Sentado no sofá, frente a frente com os terapeutas Pedro e Raquel, mas ainda antes do início da terapia, J. Silva confessa: «o balanço está a ser muito positivo. A terapia ajuda-nos a lidar com situações para as quais não tínhamos uma resposta correta ou imediata».

O outro membro do casal não podia corroborar mais. «É como se levássemos o tópico para pensar e tentar mudar na relação com o outro», diz.

O entusiasmo e o à vontade entre o casal e os terapeutas são evidentes. A. Sousa não hesita em exclamar: «eu adoro-os! São super simpáticos, disponíveis, mas também provocadores qb, o que promove o diálogo. Espicaçam-nos para a ação e eu considero isso muito importante».

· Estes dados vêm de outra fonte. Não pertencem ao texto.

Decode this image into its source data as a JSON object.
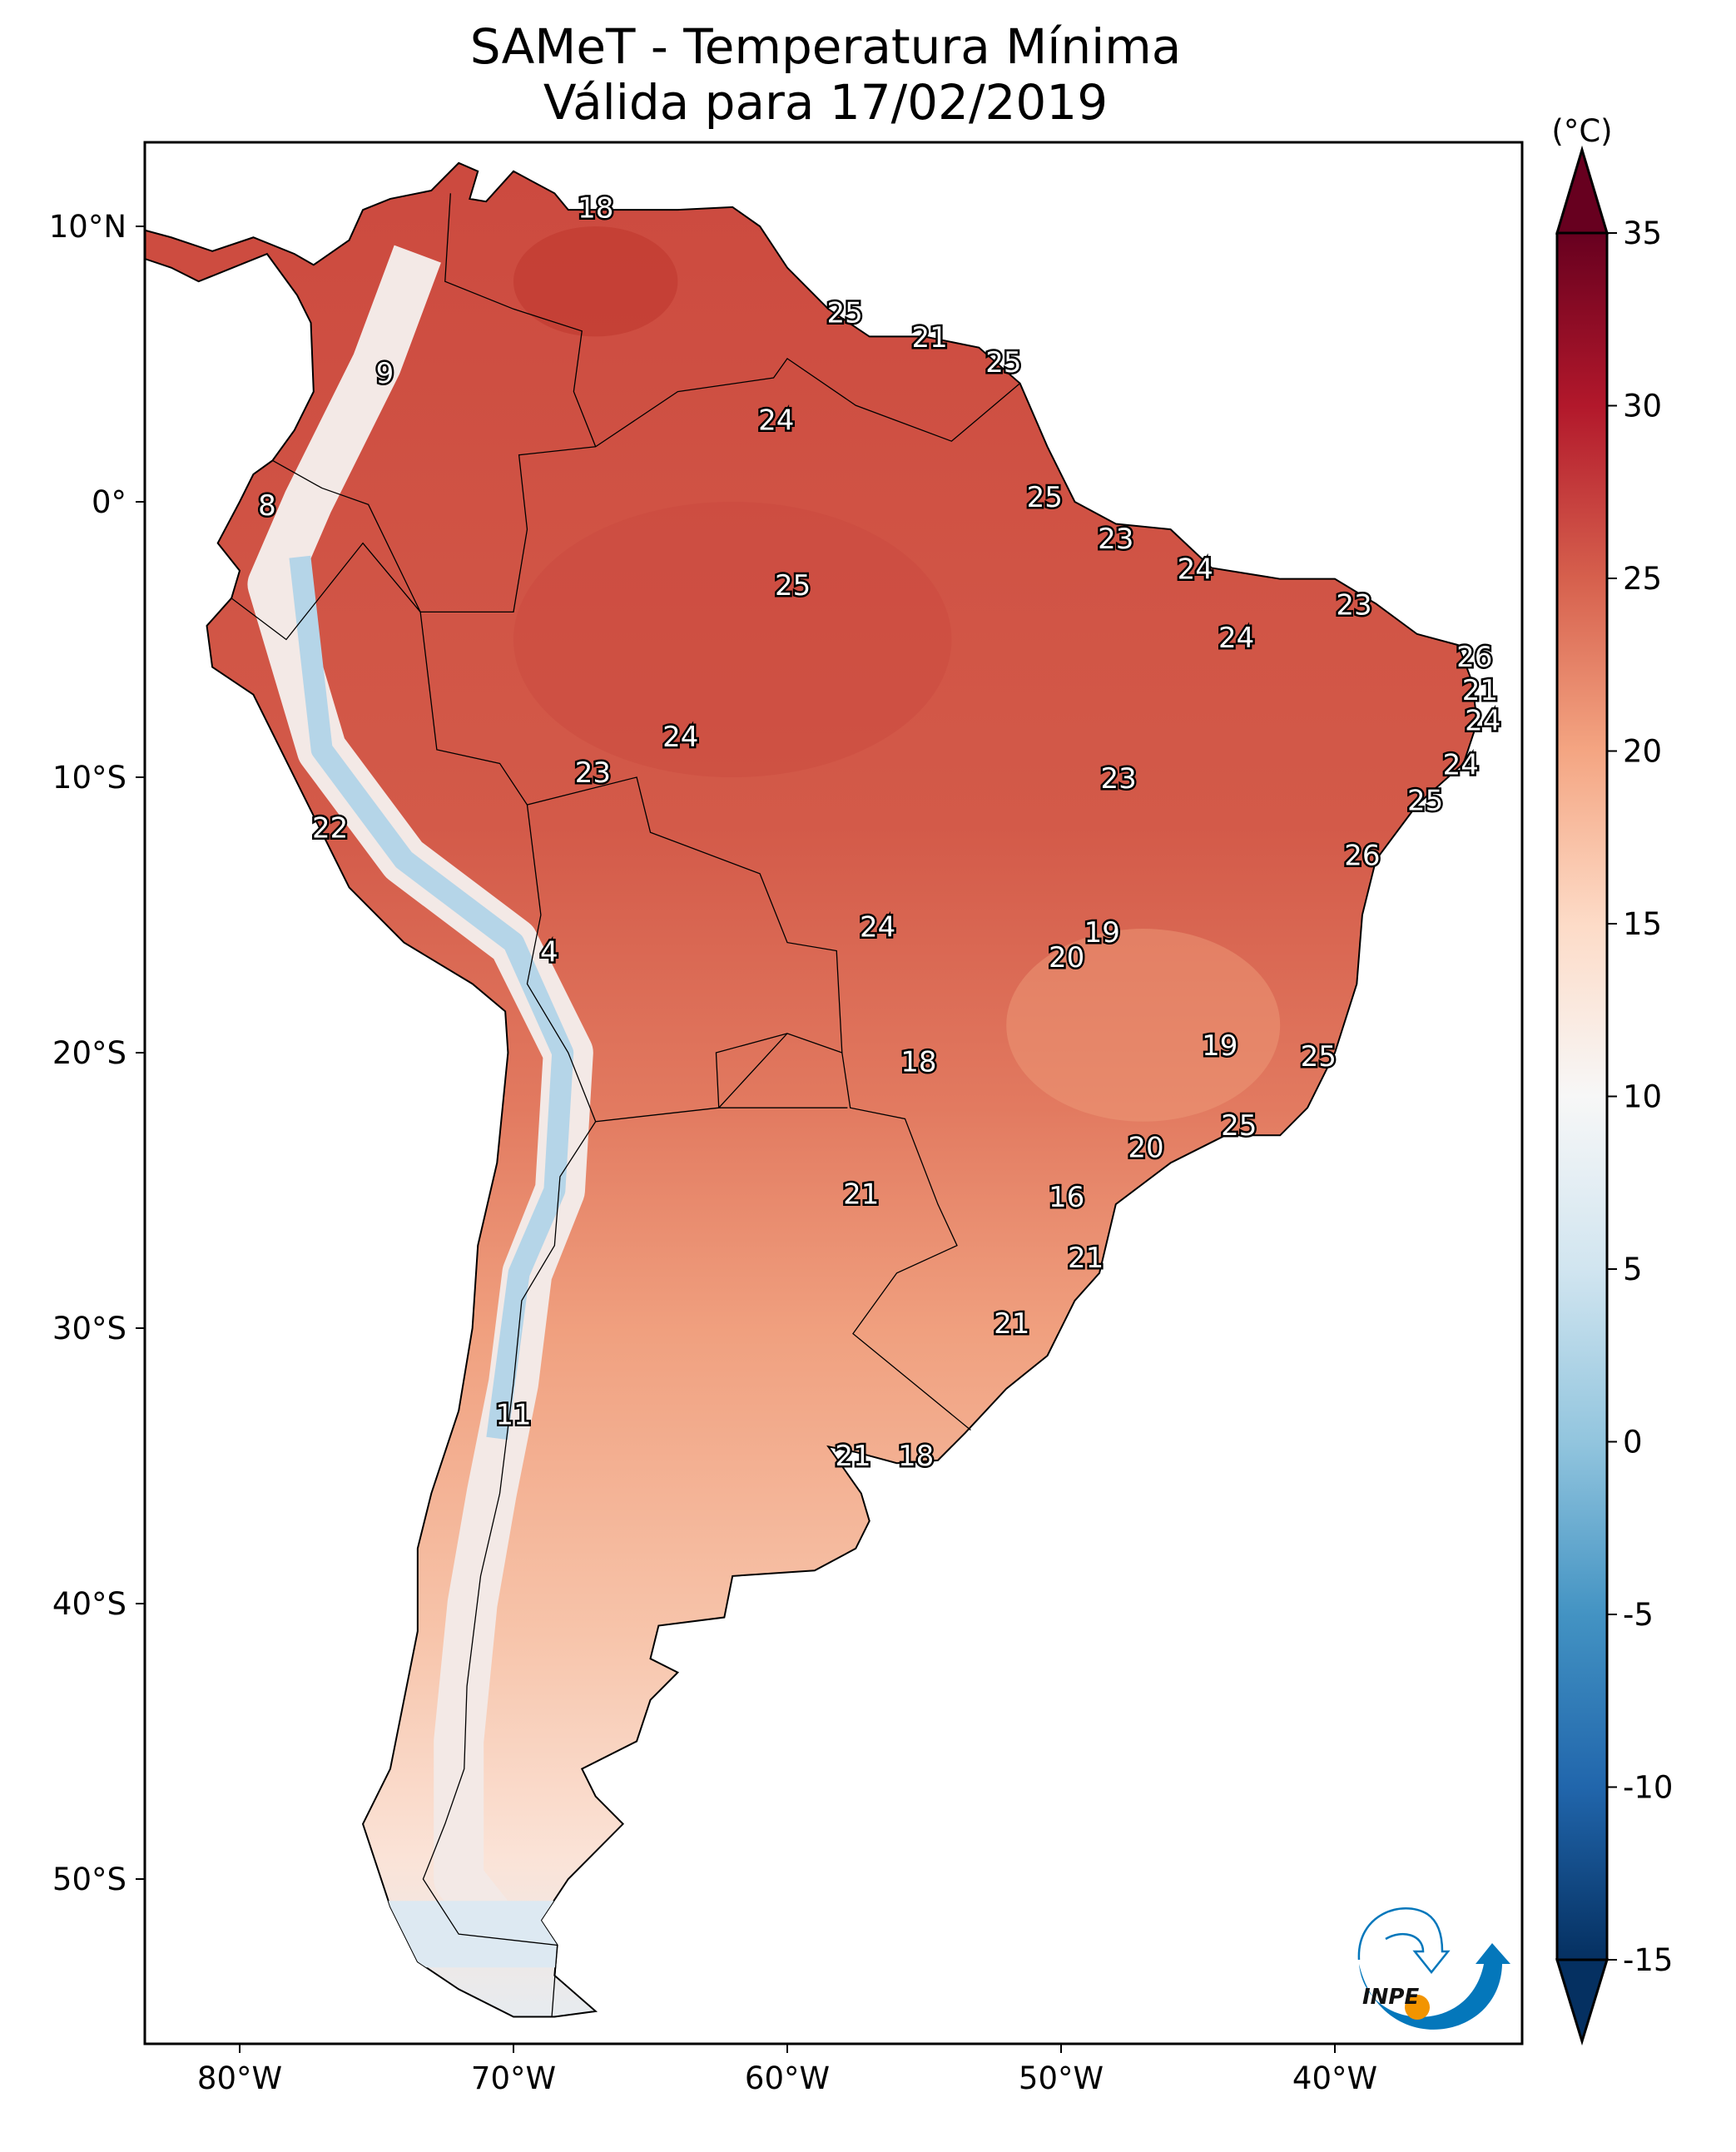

É que, segundo Pedro Teigão e Raquel Medeiros, «o espaço terapêutico é mesmo muito revelador». Ali dizem-se sempre «coisas ao outro que nem sempre se dizem noutro contexto».

Os terapeutas dão, a partir das 17h00, entre três a quatro consultas por dia. O trabalho é sempre em horário pós-laboral. «Nós somos trabalhadores do Serviço Nacional de Saúde (SNS). Se não fosse prazeroso, não estaria aqui, pois não é pelo dinheiro», conta, entre risos, a terapeuta Raquel.

O modelo português de família é, tradicionalmente, composto pelo casal e filhos, pelo que, em média, os terapeutas recebem famílias compostas por três pessoas.

Do outro lado do espelho

Pelas consultas da UTF, já passaram utentes dos 20 aos 80 anos, sendo que já houve casos de famílias que pediram para voltar, mas com outros problemas.

«De acordo com os ciclos de vida familiar, a temática de maior preocupação vai mudando. Se, no início, será o casal, o grande enfoque depois são os filhos», enquadra Raquel Medeiros.

Naquelas consultas, abordam-se temas por vezes delicados. Conquistar os doentes é um dos primeiros passos dos terapeutas. Também por isso, todas as pessoas que vão à Unidade de Terapia Familiar têm direito ao sigilo. E há mais particularidades.

Na sala de terapia, há um grande espelho ao fundo. Atrás, num pequeno escritório, é habitual estarem outros terapeutas, alguns ainda em formação, a assistir às consultas que são filmadas. Desta maneira, há mais “olhos” postos no que se está a passar.

«As famílias sabem de tudo isto e podem recusar, se quiserem», explica Raquel Medeiros. Depois, os discos com as gravações são armazenados em grandes caixotes, que Pedro Teigão exibe com orgulho.

«No final, o que importa é que haja solução para a família. Nós somos terapeutas familiares. Isto não é uma consulta e não tem nada a ver diretamente com medicina», explica.

A. Sousa e J. Silva ainda estão em terapia, mas, se tudo correr bem, sairão da UTF com uma “cura” para os problemas da relação. Por agora, A. Sousa já tem uma certeza: «sem isto, continuávamos enrolados em situações menos positivas e não estaríamos a lidar com elas de maneira salutar».